Because she had completely lost track of time.

Aarav waited.

All day.

No message.

No call.

By night, disappointment had settled into something heavier.

When Meera finally called, cheerful exhaustion in her voice, he answered—but something in him had shifted.

"You forgot," he said.

Her stomach dropped. "Aarav—I—"

"It's okay," he interrupted. "I know you're busy."

"No," she said quickly. "It's not okay. I can't believe I—"

Silence stretched.

Then he said the thing he hadn't planned to.

"I don't feel important anymore."

The words cut deep.

She closed her eyes. "You are.
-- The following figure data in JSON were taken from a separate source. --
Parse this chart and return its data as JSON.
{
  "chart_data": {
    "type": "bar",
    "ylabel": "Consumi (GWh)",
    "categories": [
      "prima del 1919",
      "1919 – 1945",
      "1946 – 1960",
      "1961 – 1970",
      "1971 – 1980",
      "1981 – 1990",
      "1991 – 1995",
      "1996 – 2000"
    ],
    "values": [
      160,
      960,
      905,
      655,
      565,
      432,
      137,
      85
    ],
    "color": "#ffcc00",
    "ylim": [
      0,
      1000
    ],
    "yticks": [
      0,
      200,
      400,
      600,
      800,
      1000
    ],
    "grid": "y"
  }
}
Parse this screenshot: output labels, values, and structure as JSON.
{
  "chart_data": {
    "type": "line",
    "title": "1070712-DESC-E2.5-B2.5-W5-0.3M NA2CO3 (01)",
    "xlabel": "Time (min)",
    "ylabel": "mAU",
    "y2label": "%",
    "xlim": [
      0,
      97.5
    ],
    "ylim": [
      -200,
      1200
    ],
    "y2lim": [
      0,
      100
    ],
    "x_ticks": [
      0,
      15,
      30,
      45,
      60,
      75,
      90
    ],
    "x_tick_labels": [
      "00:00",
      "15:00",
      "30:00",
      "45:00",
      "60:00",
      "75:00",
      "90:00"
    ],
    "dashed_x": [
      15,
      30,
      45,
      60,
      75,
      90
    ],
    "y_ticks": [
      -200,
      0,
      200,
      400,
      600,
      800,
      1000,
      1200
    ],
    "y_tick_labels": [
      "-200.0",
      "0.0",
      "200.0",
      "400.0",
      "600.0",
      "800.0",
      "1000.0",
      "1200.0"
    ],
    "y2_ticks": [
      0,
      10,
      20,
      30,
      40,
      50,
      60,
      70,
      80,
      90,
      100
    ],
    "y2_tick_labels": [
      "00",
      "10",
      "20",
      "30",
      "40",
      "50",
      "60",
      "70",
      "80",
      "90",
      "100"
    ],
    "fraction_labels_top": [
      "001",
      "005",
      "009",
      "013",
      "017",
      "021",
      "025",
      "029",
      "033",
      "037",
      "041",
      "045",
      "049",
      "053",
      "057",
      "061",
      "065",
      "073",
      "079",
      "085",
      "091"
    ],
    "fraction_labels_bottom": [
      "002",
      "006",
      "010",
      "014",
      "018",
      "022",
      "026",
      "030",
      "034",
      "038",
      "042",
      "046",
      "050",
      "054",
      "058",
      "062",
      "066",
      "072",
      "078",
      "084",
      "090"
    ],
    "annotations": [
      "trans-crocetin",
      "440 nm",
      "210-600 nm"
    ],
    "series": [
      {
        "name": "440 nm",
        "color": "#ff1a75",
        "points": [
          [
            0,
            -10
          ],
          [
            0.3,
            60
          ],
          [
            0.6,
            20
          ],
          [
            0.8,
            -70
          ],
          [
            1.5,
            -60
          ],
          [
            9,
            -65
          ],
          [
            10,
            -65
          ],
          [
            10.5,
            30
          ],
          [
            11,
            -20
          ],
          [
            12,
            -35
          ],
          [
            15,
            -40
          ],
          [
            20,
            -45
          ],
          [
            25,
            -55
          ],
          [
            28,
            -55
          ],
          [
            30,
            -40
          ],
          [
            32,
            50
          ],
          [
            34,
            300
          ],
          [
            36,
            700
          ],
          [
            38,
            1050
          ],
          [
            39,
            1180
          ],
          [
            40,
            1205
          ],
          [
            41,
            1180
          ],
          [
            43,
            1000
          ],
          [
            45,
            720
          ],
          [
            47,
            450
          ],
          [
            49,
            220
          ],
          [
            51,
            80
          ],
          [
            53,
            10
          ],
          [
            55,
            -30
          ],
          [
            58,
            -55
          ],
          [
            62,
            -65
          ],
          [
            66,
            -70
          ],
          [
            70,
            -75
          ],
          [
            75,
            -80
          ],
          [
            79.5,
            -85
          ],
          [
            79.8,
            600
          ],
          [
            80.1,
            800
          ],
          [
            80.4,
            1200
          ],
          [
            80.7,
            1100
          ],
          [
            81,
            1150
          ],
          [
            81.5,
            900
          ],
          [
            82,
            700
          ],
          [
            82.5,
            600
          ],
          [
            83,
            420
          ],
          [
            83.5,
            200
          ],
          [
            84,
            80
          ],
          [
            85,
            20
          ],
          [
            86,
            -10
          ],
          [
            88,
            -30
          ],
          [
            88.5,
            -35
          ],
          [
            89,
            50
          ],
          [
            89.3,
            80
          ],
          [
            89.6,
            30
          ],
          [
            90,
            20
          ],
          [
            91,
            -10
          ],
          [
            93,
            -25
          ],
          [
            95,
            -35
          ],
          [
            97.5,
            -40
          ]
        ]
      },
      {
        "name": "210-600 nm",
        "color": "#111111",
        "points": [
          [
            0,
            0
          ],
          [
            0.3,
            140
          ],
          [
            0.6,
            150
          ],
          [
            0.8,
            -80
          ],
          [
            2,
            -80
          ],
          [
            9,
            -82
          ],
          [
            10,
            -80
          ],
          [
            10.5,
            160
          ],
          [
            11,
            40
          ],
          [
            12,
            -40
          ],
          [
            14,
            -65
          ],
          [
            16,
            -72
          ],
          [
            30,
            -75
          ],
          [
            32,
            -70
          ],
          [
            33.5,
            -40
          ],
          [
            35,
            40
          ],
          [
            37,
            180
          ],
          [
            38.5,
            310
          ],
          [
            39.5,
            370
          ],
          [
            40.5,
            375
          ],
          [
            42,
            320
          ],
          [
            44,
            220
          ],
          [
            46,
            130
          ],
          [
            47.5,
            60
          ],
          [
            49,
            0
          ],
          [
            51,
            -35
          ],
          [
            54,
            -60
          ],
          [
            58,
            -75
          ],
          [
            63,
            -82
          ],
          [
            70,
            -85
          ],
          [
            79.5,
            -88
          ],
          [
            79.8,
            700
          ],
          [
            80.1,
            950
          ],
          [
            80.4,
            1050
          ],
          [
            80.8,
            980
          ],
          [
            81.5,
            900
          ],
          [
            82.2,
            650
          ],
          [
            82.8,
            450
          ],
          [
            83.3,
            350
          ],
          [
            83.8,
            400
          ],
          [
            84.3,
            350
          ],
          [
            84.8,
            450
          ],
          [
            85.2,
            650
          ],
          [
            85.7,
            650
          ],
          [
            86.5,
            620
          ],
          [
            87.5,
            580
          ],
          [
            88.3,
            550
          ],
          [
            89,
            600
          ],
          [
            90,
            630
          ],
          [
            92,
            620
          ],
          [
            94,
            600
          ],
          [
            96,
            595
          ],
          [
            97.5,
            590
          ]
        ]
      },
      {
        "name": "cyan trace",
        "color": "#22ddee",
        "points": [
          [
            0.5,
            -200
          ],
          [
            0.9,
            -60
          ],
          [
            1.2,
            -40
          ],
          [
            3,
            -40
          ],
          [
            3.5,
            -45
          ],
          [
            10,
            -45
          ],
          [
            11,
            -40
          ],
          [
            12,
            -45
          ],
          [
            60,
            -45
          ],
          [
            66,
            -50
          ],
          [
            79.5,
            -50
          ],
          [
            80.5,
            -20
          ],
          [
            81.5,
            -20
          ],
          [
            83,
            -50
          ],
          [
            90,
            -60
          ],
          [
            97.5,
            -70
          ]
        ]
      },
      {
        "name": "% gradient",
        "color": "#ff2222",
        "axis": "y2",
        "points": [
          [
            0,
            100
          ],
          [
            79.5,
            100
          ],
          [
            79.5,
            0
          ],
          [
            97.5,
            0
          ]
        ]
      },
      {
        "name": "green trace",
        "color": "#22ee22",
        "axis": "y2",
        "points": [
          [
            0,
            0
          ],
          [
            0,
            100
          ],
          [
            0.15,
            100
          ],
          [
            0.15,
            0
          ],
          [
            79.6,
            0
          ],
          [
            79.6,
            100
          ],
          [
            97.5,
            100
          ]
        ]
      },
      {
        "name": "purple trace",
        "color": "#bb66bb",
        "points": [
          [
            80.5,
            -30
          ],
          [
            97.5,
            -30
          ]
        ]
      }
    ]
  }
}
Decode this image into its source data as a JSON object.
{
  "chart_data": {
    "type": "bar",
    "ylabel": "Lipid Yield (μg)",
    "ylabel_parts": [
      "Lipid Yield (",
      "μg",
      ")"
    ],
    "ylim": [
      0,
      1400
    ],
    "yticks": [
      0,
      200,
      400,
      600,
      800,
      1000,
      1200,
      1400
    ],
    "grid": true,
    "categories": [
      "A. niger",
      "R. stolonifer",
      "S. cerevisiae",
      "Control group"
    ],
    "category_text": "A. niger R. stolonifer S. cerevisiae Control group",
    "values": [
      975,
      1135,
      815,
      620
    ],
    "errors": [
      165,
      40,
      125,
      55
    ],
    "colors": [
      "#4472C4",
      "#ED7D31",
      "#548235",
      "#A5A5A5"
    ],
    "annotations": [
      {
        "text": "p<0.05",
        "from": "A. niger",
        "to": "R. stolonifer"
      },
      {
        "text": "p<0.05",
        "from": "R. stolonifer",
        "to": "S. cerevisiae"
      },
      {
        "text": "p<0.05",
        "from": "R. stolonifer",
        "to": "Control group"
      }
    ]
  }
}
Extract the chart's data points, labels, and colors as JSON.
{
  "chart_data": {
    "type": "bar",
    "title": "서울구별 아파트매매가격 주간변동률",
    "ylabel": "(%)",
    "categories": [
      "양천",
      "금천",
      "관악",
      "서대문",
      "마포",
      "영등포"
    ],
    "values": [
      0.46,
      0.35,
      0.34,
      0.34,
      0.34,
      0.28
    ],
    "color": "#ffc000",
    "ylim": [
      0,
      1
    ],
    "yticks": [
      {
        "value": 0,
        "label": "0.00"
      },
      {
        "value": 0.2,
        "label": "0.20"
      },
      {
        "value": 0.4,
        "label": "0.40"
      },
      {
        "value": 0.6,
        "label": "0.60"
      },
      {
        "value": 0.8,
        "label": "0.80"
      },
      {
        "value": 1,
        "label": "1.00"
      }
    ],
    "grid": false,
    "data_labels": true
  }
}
I swear you are."

"Then why does it feel like I come last?" he asked.

She didn't have an answer.

That night, Meera cried for the first time since moving.

Not quietly.

Not neatly.

She cried until her chest hurt, until the walls felt too close, until the weight she'd been carrying finally spilled over.

She realized something terrifying.

She had been surviving.

Not living.

And in the process, she had nearly lost the one person who still felt like home.

Aarav didn't sleep that night either.

He wasn't angry.

He was tired of wondering where he stood.

He loved her—but love wasn't supposed to feel like waiting endlessly on the sidelines.

For the first time, he asked himself a question he'd been avoiding.

What if love isn't enough right now?

The next morning, Meera did something different.

She emailed her manager and asked for a day off.

She turned off her work notifications.

And she called Aarav.

"I need to talk," she said. "Not later. Not when things calm down. Now."

He hesitated. "About what?"

"About us," she replied. "And about what I'm becoming."

He exhaled slowly. "Okay."

They agreed to talk that evening.

No distractions.

No avoidance.

Just truth.

Some breaking points don't end things.

They force clarity.

And clarity—no matter how painful—was coming.